Murdoch Başbakan’a, “Yalnız ATV’yi istiyorum” dedi
Sabah ATV’nin Çalık’a satışında kredi bulmak için Başbakan Erdoğan bizzat devreye girmiş ve istediği desteği de Arap coğrafyasından almıştı. Geçmişte krediyi bulan Erdoğan, Sabah’a olan ilgisini hala sürdürüyor. Şimdi de Sabah’ın satışı için devrede.
Geçtiğimiz günlerde medya devi Murdoch, Başbakanlık’a geldi ve pazarlık masasına oturuldu. Geçen hafta Murdoch-Başbakan görüşmesinin perde arkasını öğrenemediğimi, görüşme sonrasında Erdoğan’ın, Murdoch tarafından hediye edilen boş çeyrek isimli kitabı kızgın bir şekilde koltuğun üzerine fırlattığını yazmıştım.
Nihayet Murdoch-Erdoğan görüşmesinin perde arkasına da ulaştım.
Murdoch’un Başbakanlıktaki görüşmesinde Turkuvaz Grubu’ndaki varlıklar konusundaki ayrıntılı bilgisi Erdoğan’ı hayli şaşırtmış. Medya devi dersine iyi çalışmış. Murdoch, Başbakan Erdoğan’a ATV hariç gruptaki diğer markaların yeterince kar etmediğini kendindeki bilgiler çerçevesinde anlatmış ve sadece ATV’yle ilgilendiğinin altını kalın harflerle çizmiş. Son not ; Başbakan Erdoğan Murdoch’un bu sözlerini mimiksiz ve sessizlikle karşıladı.
Son tuğlaya kadar!
DP, siyasetteki varlığı sıfıra yakın bir değere tekabül etse de, 81 ilde 100’ü aşkın gayrimenkulün sahibi.
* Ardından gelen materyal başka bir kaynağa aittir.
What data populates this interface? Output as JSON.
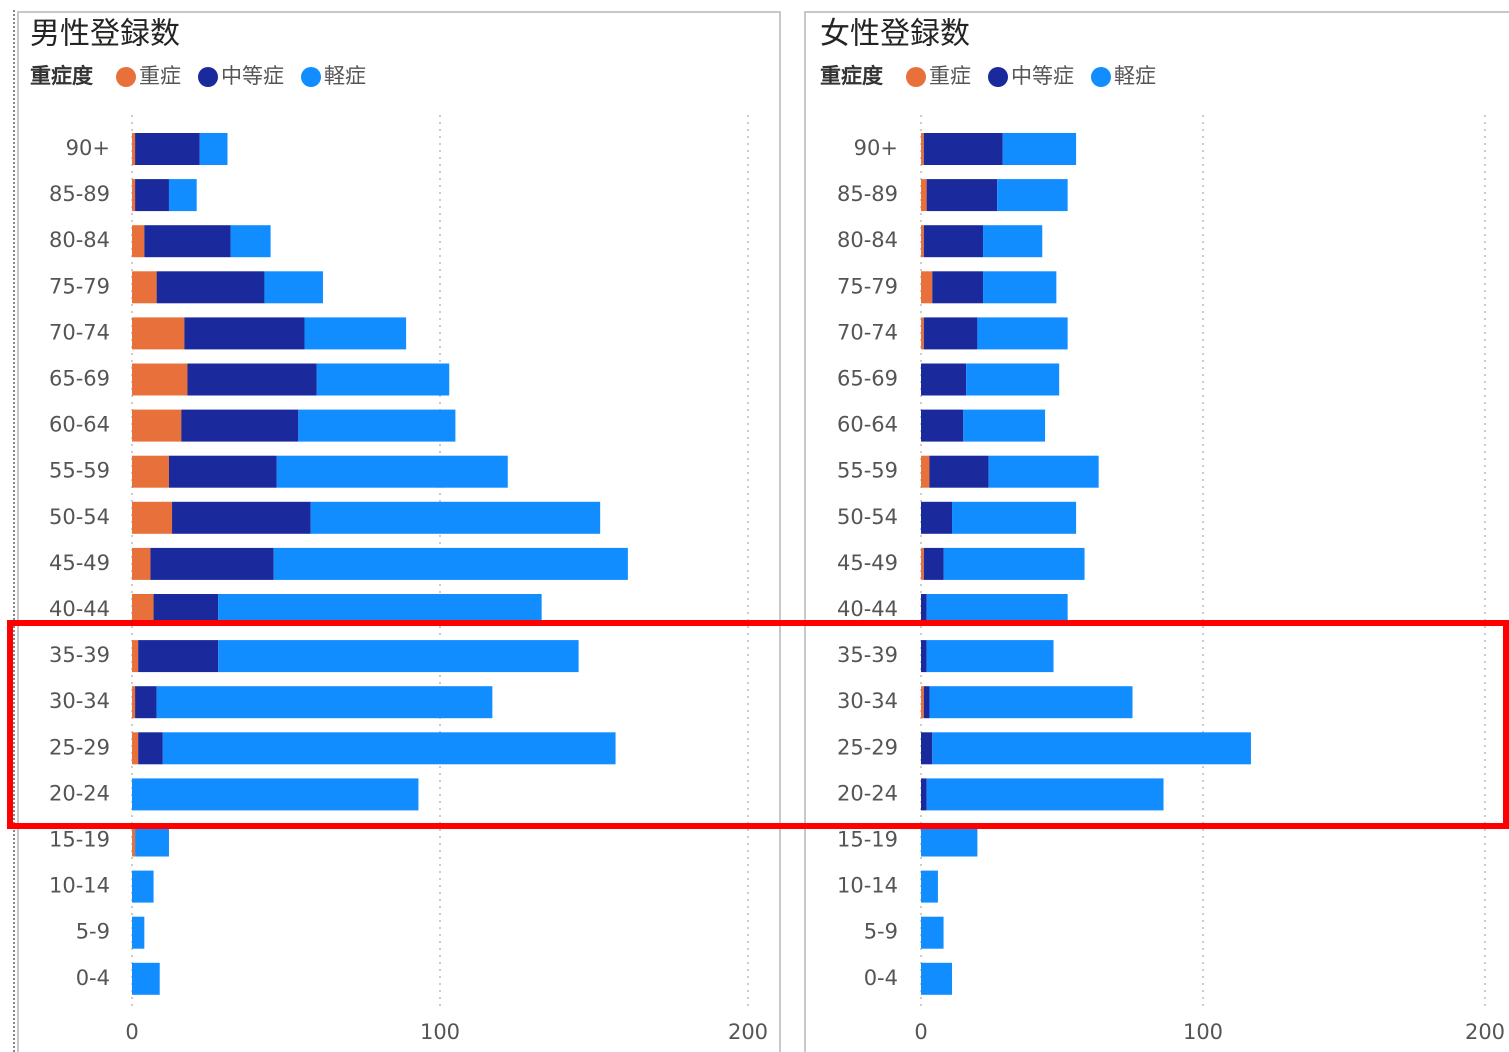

Gayrimenkul rakamlarını yanlış vermiş olabilirim. Çünkü şu satırları yazdığım anda bile DP yönetimi gayrimenkullerinden birisini satmış olabilir. DP’nin mirası tek tek eriyor... Kime, kaça, neden, hangi şartlarla satıldığı ve bu paraların nereye harcandığına dair ne resmi bir açıklama, ne de sitelerinde bir bilgi var. DP yönetiminin en ilgi çekici satışı DYP-ANAP birleşmesinden sonra DP’ye geçen eski Anavatan genel merkez binası oldu. Bir inşaat firmasıyla bu alan için 31 katlı iş merkezi ve rezidans yapımı için “yüzde 50-50” el sıkışan DP yönetimi, her sıkıştığında bu hisselerini de tek tek satmaya başladı. Öyle anlaşılıyor ki; son bina, son tuğlaya kadar bu satışlar sürecek. Söz DP’den açılmışken; yaklaşan kongrede Zeybek’in yeniden aday olacağı, Kesici’nin şu ana kadar ikna edilemediği, DP eski genel başkan yardımcılarından Gültekin Uysal’ın 29 il başkanının desteği ile genel başkanlığa aday olacağı konuşuluyor.
Başbakanlığa “Strafor” lazım!
Kim ne derse desin; ABD’nin yeni icadı Stratfor denen kuruluş adeta “Gölge CIA” gibi görev yapıyor. Resmi kuruluşları bağlayan çok sayıda yasa olduğu için Stratfor özel sektörde bir istihbarat kuruluşu ve kıtalar arası, ülkeler arası faaliyetlerinde yasal mevzuatlara takılmadan hareket ediyor. İstediği parayı istediğine veriyor, istediği bilgiyi alıyor ve özel olduğu için kimse hesap da soramıyor.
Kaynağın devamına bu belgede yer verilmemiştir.